L'INRAe affiche une stratégie de recherche claire sur les New Breeding Techniques, dites NBT, outil d'édition génomique très performant pour comprendre l'aspect polygénique du vivant. Le cadre réglementaire de cette recherche relève du Parlement français, du Parlement européen et de la Commission européenne. Faut-il considérer les plantes obtenues comme des OGM ou comme des variétés traditionnelles ? Le débat est sensible car les niveaux de précaution ne sont pas les mêmes.

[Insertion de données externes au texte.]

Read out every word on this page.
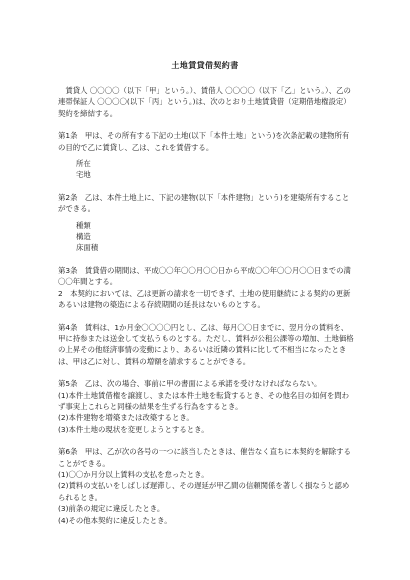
土地賃貸借契約書

　賃貸人 〇〇〇〇（以下「甲」という。）、賃借人 〇〇〇〇（以下「乙」という。）、乙の連帯保証人 〇〇〇〇(以下「丙」という。)は、次のとおり土地賃貸借（定期借地権設定）契約を締結する。

第1条　甲は、その所有する下記の土地(以下「本件土地」という)を次条記載の建物所有の目的で乙に賃貸し、乙は、これを賃借する。

所在

宅地

第2条　乙は、本件土地上に、下記の建物(以下「本件建物」という)を建築所有することができる。

種類

構造

床面積

第3条　賃貸借の期間は、平成〇〇年〇〇月〇〇日から平成〇〇年〇〇月〇〇日までの満〇〇年間とする。

2　本契約においては、乙は更新の請求を一切できず、土地の使用継続による契約の更新あるいは建物の築造による存続期間の延長はないものとする。

第4条　賃料は、1か月金〇〇〇〇円とし、乙は、毎月〇〇日までに、翌月分の賃料を、甲に持参または送金して支払うものとする。ただし、賃料が公租公課等の増加、土地価格の上昇その他経済事情の変動により、あるいは近隣の賃料に比して不相当になったときは、甲は乙に対し、賃料の増額を請求することができる。

第5条　乙は、次の場合、事前に甲の書面による承諾を受けなければならない。

(1)本件土地賃借権を譲渡し、または本件土地を転貸するとき、その他名目の如何を問わず事実上これらと同様の結果を生ずる行為をするとき。

(2)本件建物を増築または改築するとき。

(3)本件土地の現状を変更しようとするとき。

第6条　甲は、乙が次の各号の一つに該当したときは、催告なく直ちに本契約を解除することができる。

(1)〇〇か月分以上賃料の支払を怠ったとき。

(2)賃料の支払いをしばしば遅滞し、その遅延が甲乙間の信頼関係を著しく損なうと認められるとき。

(3)前条の規定に違反したとき。

(4)その他本契約に違反したとき。
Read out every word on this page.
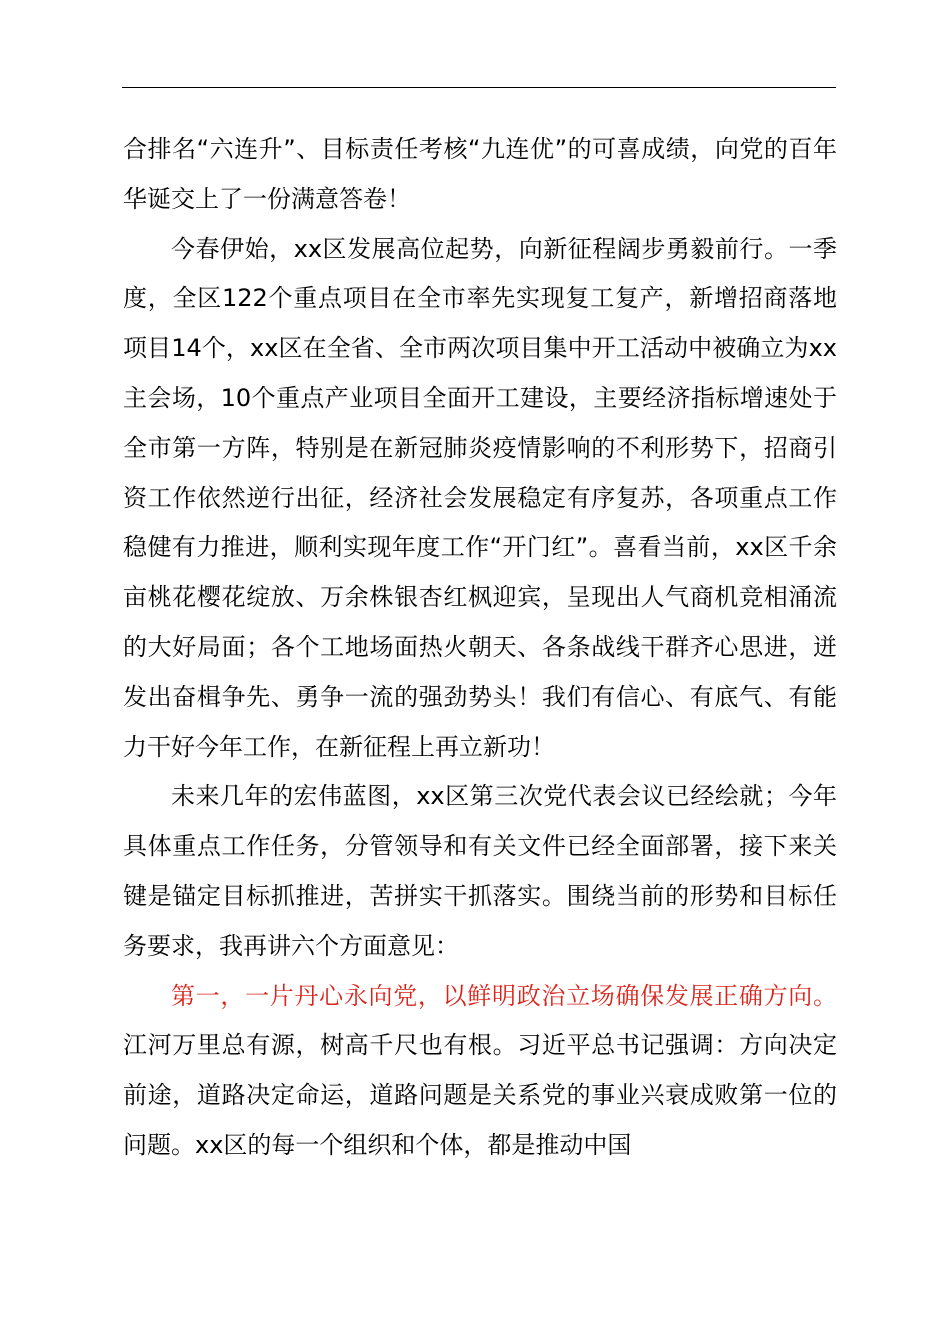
合排名“六连升”、目标责任考核“九连优”的可喜成绩，向党的百年华诞交上了一份满意答卷！

今春伊始，xx区发展高位起势，向新征程阔步勇毅前行。一季度，全区122个重点项目在全市率先实现复工复产，新增招商落地项目14个，xx区在全省、全市两次项目集中开工活动中被确立为xx主会场，10个重点产业项目全面开工建设，主要经济指标增速处于全市第一方阵，特别是在新冠肺炎疫情影响的不利形势下，招商引资工作依然逆行出征，经济社会发展稳定有序复苏，各项重点工作稳健有力推进，顺利实现年度工作“开门红”。喜看当前，xx区千余亩桃花樱花绽放、万余株银杏红枫迎宾，呈现出人气商机竞相涌流的大好局面；各个工地场面热火朝天、各条战线干群齐心思进，迸发出奋楫争先、勇争一流的强劲势头！我们有信心、有底气、有能力干好今年工作，在新征程上再立新功！

未来几年的宏伟蓝图，xx区第三次党代表会议已经绘就；今年具体重点工作任务，分管领导和有关文件已经全面部署，接下来关键是锚定目标抓推进，苦拼实干抓落实。围绕当前的形势和目标任务要求，我再讲六个方面意见：

第一，一片丹心永向党，以鲜明政治立场确保发展正确方向。江河万里总有源，树高千尺也有根。习近平总书记强调：方向决定前途，道路决定命运，道路问题是关系党的事业兴衰成败第一位的问题。xx区的每一个组织和个体，都是推动中国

Pour faire rayonner la science française, nous créons des « laboratoires mixtes » entre l'INRAe et d'autres équipes internationales. Nous avons proposé aux meilleures équipes mondiales dans les domaines de la génétique, de la nutrition, de l'écologie et de la science des sols de mettre en commun nos moyens dans le cadre de « laboratoires internationaux associés ». Au cours des trois dernières années, nous sommes ainsi passés de deux à une vingtaine de ces laboratoires. Nous créons également des réseaux. Ainsi, nous allons proposer à nos partenaires de l'université de São Paulo au Brésil, de l'université de Laval au Canada et d'autres encore au Portugal de constituer un réseau international de recherche sur l'adaptation de la forêt au changement climatique. Enfin, nous souhaitons la constitution de programmes de recherche mondiaux. Citons l'initiative « 4 pour 1 000 », qui rassemble plus de quatre-vingts partenaires scientifiques originaires de tous les continents, ou encore l'initiative One Health, dont nous proposons de suivre les défis en constituant un réseau d'abord européen, puis mondial.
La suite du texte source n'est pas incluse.